Hingga sore KPK melakukan pemantauan di sejumlah lokasi. KPK menetapkan
tersangka Juard, Arya, Ahmad fathanah, dan Luthfi Hasan.
Mereka diduga terlibat dalam kasus
suap menyuap.
b) Kasus
korupsi kepala skk migas
Pelaksana Tugas (Plt) Kepala SKK
Migas Johanes Widjanarko menjalani pemeriksaan. Pemeriksaan itu terkait dengan
kasus dugaan suap PT Kernel Oil Pte Ltd (KOPL) terhadap bekas Kepala SKK Migas
Rudi Rubiandini. Johanes selesai diperiksa dia mengaku ditanya soal tiga
tersangka. Yakni, Rudi, pemilik PT KOPL Simon G. Tanjaya, dan pelatih golf yang
diduga kurir yaitu Devi Ardi. Dia berkelit saat dicecar soal proses tender di SKK
Migas. Tercatat,Rudi Rubiandi pernah menjabat sebagai komisaris disalah satu
cabang pembantu Bank Mandiri. Seperti diketahui, berdasarkan hasil ekspos
(gelar perkara) ditetapkan tiga orang tersangka terkait peristiwa operasi
tangkap tangan yang dilakukan penyidik. Pertama, yaitu Simon Gunawan Tanjaya
sebagai pemberi suap sehingga dijerat dengan Pasal 5 ayat 1 huruf a atau b atau
Pasal 13 UU Tipikor jo pasal 55 ayat 1 ke-1 KUHP. Kemudian, Deviardi alias Ardi
dan Rudi sebagai penerima dan dijerat dengan Pasal 12 huruf a dan b atau Pasal
5 ayat 2 atau Pasal 11 UU Tipikor jo Pasal 55 ayat 1 ke-1 KUHP. Rudi diduga
menerima uang sejumlah USD400 ribu dari Simon melalui Ardi. Kemudian, ditemukan
kembali uang sejumlah USD90 ribu dan 127 ribu dolar Singapura di rumah Rudi
yang diduga juga pemberian dari Simon. Sedangkan dirumah Ardi juga ditemukan
uang sebesar USD200 ribu. Uang tersebut
diduga terkait dengan kewenangan Rudi sebagai Kepala SKK Migas. Mengingat,
Simon adalah petinggi Kernel Oil Private Limited, perusahaan minyak yang
berniat merambah ke dunia bisnis di Indonesia.

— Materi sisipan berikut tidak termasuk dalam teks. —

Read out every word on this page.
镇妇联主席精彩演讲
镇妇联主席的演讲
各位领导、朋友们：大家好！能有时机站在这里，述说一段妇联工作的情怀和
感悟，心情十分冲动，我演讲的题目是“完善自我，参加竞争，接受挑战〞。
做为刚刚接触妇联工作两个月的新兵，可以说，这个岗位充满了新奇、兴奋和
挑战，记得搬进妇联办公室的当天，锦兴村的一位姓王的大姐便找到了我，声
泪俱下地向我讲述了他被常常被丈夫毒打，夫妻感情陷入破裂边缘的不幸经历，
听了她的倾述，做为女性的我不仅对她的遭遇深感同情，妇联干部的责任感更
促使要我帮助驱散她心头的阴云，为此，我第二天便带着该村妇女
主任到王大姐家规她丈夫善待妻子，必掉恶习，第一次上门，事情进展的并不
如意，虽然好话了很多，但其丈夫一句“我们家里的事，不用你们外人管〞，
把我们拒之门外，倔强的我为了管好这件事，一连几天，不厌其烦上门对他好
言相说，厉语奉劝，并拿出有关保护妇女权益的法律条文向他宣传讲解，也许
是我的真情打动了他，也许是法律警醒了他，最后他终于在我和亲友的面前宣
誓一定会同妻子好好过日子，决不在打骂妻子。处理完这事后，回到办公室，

c) Pengadaan alat simulator
SIM
Irjen Djoko
Susilo dituntut 18 tahun penjara serta mengembalikan kerugian Rp32 miliar.
Empat belas bulan pasca Komisi Pemberantasan Korupsi menetapkan status tersangka
atas Irjen Djoko Susilo dalam kasus korupsi pengadaan alat simulator SIM yang
merugikan negara Rp196 miliar, Pengadilan Tindak Pidana Korupsi membacakan
vonis untuk mantan Kepala Kakorlantas Mabes Polri itu.
KPK
menetapkan Irjen Djoko Susilo sebagai tersangka untuk kasus korupsi simulator
SIM. Upaya KPK menyidik kasus ini menimbulkan friksi dengan Polri yang juga
menginginkan kewenangan untuk mengusut kasus tersebut. KPK memanggil Irjen
Djoko Susilo untuk menjalani pemeriksaan pertama. dengan alasan penanganan
kasus belum jelas. Djoko memenuhi
panggilan pemeriksaan Komisi Pemberantasan Korupsi untuk pertama kalinya.
Presiden Susilo Bambang Yudhoyono dengan memerintahkan Polri menyerahkan kasus
ini sepenuhnya pada KPK.KPK menahan Djoko di rumah tahanan cabang KPK di
Detasemen Polisi Militer (Denpom) Guntur Kodam Jaya, Jakarta Selatan. KPK
menetapkan Djoko sebagai tersangka kasus dugaan tindak pidana korupsi pencucian
uang (TPPU).Djoko menjalani sidang perdana di Pengadilan Tipikor dalam persidangan
dan terkuak fakta tentang irjen susilo yaitu
Total aset yang disita mencapai Rp100 miliar dan terdiri dari 26
properti, 3 SPBU dan 4 mobil,Djoko mengaku bahwa kekayaannya bertambah Rp80
miliar antara 2003-2012Sejak 2005 ia menyamarkan harta-hartanya dengan
menggunakan nama 12 orang kerabat dekat, termasuk istri dan anak buahnya. Jaksa
mengajukan tiga tuntutan yaitu hukuman penjara 18 tahun, denda kerugian negara
Rp32 miliar serta pencabutan hak politik yang jika dikabulkan hakim berarti
Djoko tidak akan bisa menggunakan hak pilih di Pemilu 2014 atau memilih dan
dipilih untuk jabatan publik. Majelis hakim menjatuhkan vonis atas Djoko.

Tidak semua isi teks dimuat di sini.